Agar anak timbul motif yang kuat untuk mengatasi
hambatan dengan baik, maka bahan belajar haruslah menantang. Tantangan yang
dihadapi oleh siswa dalam bahan belajar membuat siswa bergairah untuk
mengatasinya. Bahan belajar yang baru, yang banyak mengandung maslaah yang
perlu dipecahkan membuat siswa tertantang untuk mempelajarinya. Pelajaran yang
memberikan kesempatan pada siswa untuk menemukan konsep-konsep,
prinsip-prinsip, dan generalisasi akan menyebabkan siswa berusaha mencari dan menemukan
konsep-konsep dan generalisasi tersebut.
Penggunaan metode eksperimen, inquiry, discovery juga
memberikan tantangan bagi siswa untuk belajar secara lebih giat dan
sungguh-sungguh. Penguatan positif maupun negatif juga akan menantang siswa dan
menimbulkan motif untuk memperoleh ganjaran atau terhindar dari hukum yang
tidak menyenangkan.
6. Umpan Balik dan Penguatan
Prinsip belajar yang berkaitan dengan umpan bailk dan
penguatan terutama ditekankan oleh teori belajar Operant Conditionong
dari B.F. Skinner. Kalau pada teori Conditionong yang diberikan kondisi adalah
stimulusnya, maka pada Operant Conditioning yang diperkuat adalah responsnya.
Siswa akan belajar lebih bersemangat apabila mengetahui dan mendapatkan hasil
yang baik. Hasil, apalagi hasil yang baik, akan merupakan umpan balik
yang menyenangkan dan berpengaruh baik untuk usaha belajar selanjutnya.
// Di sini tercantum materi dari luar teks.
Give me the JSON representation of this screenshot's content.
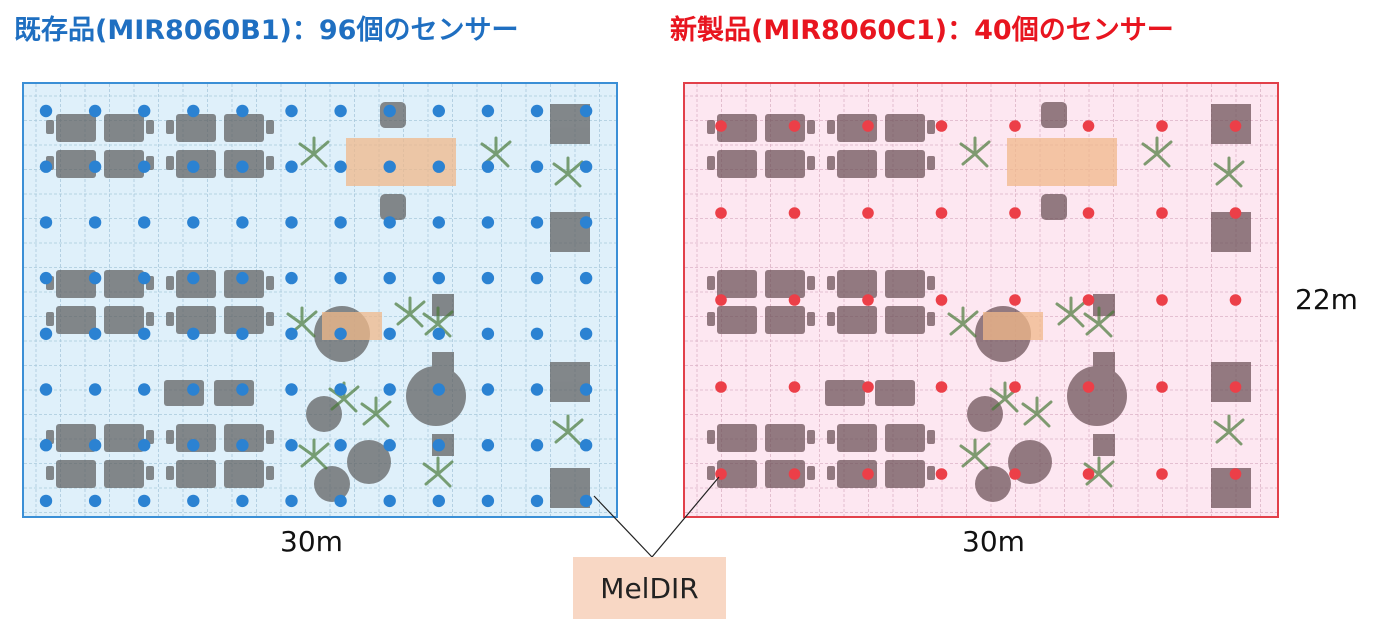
{
  "titles": {
    "left": "既存品(MIR8060B1)：96個のセンサー",
    "right": "新製品(MIR8060C1)：40個のセンサー"
  },
  "dimensions": {
    "width_left": "30m",
    "width_right": "30m",
    "height": "22m"
  },
  "callout": {
    "label": "MelDIR"
  },
  "colors": {
    "left_accent": "#1f6fc1",
    "left_dot": "#2b82d2",
    "left_fill": "#dff0fa",
    "right_accent": "#e8151f",
    "right_dot": "#ec3f48",
    "right_fill": "#fde7f1",
    "callout_fill": "#f8d7c4"
  },
  "sensor_grids": {
    "left": {
      "columns": 12,
      "rows": 8,
      "count": 96
    },
    "right": {
      "columns": 8,
      "rows": 5,
      "count": 40
    }
  }
}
Namun dorongan belajar itu menurut B.F. Skinner tidak saja oleh penguatan yang
menyenangkan tetapi juga yang tidak menyenangkan. Atau dengan kata lain
penguatan positif ataupun negatif dapat memperkuat belajar (Gage dan Barliner,
1984:272).Sebagai contoh siswa yang belajar dengan sungguh-sungguh dan
mendapatkan nilai yang baik dalam ulangan, maka nilai yang baik akan mendorong
anak untuk belajar lebih giat lagi. Sebaliknya, anak yang mendapatkan nilai
yang jelek pada waktu ulangan akan merasa takut tidak naik kelas. Karena takut
tidak naik kelas, maka anak tersebut terdorong untuk belajar lebih giat lagi.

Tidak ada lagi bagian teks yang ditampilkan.